The CIPD and Simplyhealth (a leading health insurance company), have joined forces to produce a ‘Health and well-being at work’ report, aimed at exploring exactly that.

The top-line indicates that when it comes to looking after ourselves, we’re not very good at it. Of 1,000 people surveyed, 86% said that they’d witnessed presenteeism (coming to work when they’re sick) in their organisation in the last 12-months.

It’s a figure that has tripled since 2010 (at 26%). A statistic that’s not ideal given that one of the spokespeople flags that going to work when ill is directly linked to exacerbate stress, anxiety and depression.

Leaveism (people working when on annual leave), is also on the up – with 69% saying that they’d seen this over the last 12-months. With nine in ten respondents citing advances in technology as contributing to their inability to switch off out of work hours, it’s perhaps no surprise we’ve fallen into some bad habits.

And yet despite all this recognition, the number of organisations that are taking steps to combat these destructive well-being trends, has halved in the last two years (25% in 2018 are taking active measures, compared with 48% in 2016).

What’s more, only one in ten of those who are taking action said presenteeism and leaveism are viewed as a priority by the board, and less than six in ten (58%) said their company is meeting the basic legal requirements for reducing stress in the workplace.

Further highlights showed that 55% of those surveyed have reported an increase in common mental health conditions, such as anxiety and depression, among employees in the last 12 months, compared with 41% in 2016. And three-fifths said their organisation has a supportive framework in place to recruit (59%) and retain (60%) people with a disability or long-term health condition. Many respondents are asking the government to provide an online ‘one-stop shop’ providing information and practical tools and more financial support for making adjustments.

Rachel Suff, Senior Employment Relations Adviser at the CIPD, said, “The survey shines a light on the shocking scale of presenteeism and leaveism we have in the UK, as people feel under even more pressure at work. Increasingly the threats to well-being in the modern workplace are psychological rather than physical, and yet too few organisations are discouraging unhealthy workplace practices and tackling stress, which is strongly linked to health conditions such as anxiety and depression.

“In order to encourage a healthy workplace, organisations need to look beyond sickness absence rates alone and develop a solid, evidence-based understanding of the underlying causes of work-related stress and unhealthy behaviour like presenteeism.

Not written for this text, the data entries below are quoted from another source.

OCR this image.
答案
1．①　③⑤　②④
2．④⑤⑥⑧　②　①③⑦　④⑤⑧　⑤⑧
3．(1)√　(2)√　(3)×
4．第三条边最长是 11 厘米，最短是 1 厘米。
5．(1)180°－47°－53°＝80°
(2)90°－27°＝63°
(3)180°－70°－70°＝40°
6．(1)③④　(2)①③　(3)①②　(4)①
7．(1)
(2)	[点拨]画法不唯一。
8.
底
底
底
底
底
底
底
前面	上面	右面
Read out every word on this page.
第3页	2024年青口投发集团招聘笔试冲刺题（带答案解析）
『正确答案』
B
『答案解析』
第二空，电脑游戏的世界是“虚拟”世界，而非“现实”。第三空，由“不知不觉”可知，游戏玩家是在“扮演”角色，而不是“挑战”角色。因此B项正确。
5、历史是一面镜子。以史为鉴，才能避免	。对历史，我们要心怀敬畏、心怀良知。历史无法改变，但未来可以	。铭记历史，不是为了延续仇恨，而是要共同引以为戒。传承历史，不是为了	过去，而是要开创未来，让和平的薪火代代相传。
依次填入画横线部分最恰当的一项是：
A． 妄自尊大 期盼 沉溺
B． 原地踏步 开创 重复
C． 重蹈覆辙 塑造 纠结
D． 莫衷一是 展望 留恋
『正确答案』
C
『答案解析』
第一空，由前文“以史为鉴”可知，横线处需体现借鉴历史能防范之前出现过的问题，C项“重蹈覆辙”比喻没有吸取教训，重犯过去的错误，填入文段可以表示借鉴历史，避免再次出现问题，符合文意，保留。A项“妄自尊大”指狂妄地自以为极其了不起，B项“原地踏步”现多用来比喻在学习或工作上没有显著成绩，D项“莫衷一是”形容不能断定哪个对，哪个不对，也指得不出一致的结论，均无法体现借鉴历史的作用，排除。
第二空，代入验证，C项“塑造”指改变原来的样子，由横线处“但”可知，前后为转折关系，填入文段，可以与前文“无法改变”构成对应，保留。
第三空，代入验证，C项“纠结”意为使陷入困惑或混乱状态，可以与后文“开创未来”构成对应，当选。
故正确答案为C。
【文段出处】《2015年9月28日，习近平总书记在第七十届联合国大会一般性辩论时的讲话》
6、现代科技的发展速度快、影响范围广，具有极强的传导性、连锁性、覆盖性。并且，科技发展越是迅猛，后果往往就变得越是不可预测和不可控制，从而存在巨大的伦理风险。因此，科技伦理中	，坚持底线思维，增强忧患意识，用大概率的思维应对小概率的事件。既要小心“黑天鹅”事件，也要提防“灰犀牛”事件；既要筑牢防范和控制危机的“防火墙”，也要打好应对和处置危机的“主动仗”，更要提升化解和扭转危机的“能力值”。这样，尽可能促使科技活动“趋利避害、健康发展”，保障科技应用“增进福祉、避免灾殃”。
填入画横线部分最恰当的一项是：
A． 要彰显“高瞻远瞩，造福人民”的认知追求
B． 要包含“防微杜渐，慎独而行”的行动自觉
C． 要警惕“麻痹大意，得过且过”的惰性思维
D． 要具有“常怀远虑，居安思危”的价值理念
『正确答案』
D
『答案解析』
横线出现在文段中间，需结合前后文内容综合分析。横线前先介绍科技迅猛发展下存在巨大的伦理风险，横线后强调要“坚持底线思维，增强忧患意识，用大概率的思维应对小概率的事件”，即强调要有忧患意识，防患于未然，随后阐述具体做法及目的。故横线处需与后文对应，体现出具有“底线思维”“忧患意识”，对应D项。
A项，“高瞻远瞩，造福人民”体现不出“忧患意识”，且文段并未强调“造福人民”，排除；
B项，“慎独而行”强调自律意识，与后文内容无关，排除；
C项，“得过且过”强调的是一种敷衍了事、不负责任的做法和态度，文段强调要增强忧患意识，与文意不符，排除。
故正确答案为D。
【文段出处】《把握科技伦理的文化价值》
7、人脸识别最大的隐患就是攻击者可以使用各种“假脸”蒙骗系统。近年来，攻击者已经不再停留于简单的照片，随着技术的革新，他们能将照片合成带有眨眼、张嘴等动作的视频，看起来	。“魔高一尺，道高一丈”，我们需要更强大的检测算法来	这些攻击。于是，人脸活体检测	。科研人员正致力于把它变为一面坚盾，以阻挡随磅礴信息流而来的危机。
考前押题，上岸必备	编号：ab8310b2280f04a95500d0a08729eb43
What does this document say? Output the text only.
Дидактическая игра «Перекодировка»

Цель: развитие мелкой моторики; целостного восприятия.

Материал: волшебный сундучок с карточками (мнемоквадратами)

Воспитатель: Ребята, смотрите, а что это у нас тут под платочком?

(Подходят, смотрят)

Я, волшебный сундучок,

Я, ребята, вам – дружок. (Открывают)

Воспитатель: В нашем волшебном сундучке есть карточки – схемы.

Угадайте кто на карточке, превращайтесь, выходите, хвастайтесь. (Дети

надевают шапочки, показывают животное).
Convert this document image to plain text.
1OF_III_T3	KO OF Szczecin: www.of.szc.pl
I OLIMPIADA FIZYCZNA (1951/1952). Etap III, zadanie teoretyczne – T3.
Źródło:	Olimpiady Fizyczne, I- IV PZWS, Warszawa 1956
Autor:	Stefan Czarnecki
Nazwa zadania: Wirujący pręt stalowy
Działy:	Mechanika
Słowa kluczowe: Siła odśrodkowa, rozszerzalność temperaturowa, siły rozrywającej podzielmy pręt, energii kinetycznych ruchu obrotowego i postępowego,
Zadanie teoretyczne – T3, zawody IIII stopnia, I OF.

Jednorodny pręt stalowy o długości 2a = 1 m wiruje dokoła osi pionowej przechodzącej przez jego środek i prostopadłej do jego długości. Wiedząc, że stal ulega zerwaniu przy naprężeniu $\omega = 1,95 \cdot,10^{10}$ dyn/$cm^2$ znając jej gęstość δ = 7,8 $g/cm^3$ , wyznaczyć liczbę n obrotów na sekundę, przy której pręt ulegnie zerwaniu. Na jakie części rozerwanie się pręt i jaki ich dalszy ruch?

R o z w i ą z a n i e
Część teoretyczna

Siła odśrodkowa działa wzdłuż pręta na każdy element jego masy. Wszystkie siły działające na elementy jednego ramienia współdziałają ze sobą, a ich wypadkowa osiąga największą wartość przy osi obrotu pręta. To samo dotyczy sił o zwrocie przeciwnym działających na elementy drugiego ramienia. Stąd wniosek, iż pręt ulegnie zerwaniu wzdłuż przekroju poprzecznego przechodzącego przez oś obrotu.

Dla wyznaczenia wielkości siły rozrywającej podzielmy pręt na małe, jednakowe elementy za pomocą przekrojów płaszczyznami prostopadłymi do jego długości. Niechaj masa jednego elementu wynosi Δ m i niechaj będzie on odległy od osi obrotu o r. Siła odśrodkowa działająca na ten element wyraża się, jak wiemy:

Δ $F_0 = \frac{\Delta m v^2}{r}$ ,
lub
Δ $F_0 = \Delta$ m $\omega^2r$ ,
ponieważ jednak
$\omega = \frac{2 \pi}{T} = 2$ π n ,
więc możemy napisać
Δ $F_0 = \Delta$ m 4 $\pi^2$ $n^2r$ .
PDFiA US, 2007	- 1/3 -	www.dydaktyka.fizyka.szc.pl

Without this evidence base, efforts to support employees and improve their health and well-being will be short-lived.”

Pam Whelan, Director of Corporate at Simplyhealth, said “An organisation’s greatest asset is its people and so it’s vital employers recognise the need to support their employees’ biggest assets – their physical and mental health and well-being. It’s concerning to see that levels of presenteeism have risen significantly over the last eight years and more so that fewer employers are taking proactive steps to discourage it.

“The report shows that organisations where senior leaders and line managers recognise the importance of well-being as a whole are more likely to report a reduction in presenteeism and leaveism. Therefore, in order to tackle these unhealthy work practices, we would encourage employers to invest in a wider health and well-being approach that is embedded into their culture and one that supports a preventative approach to employee health and well-being.”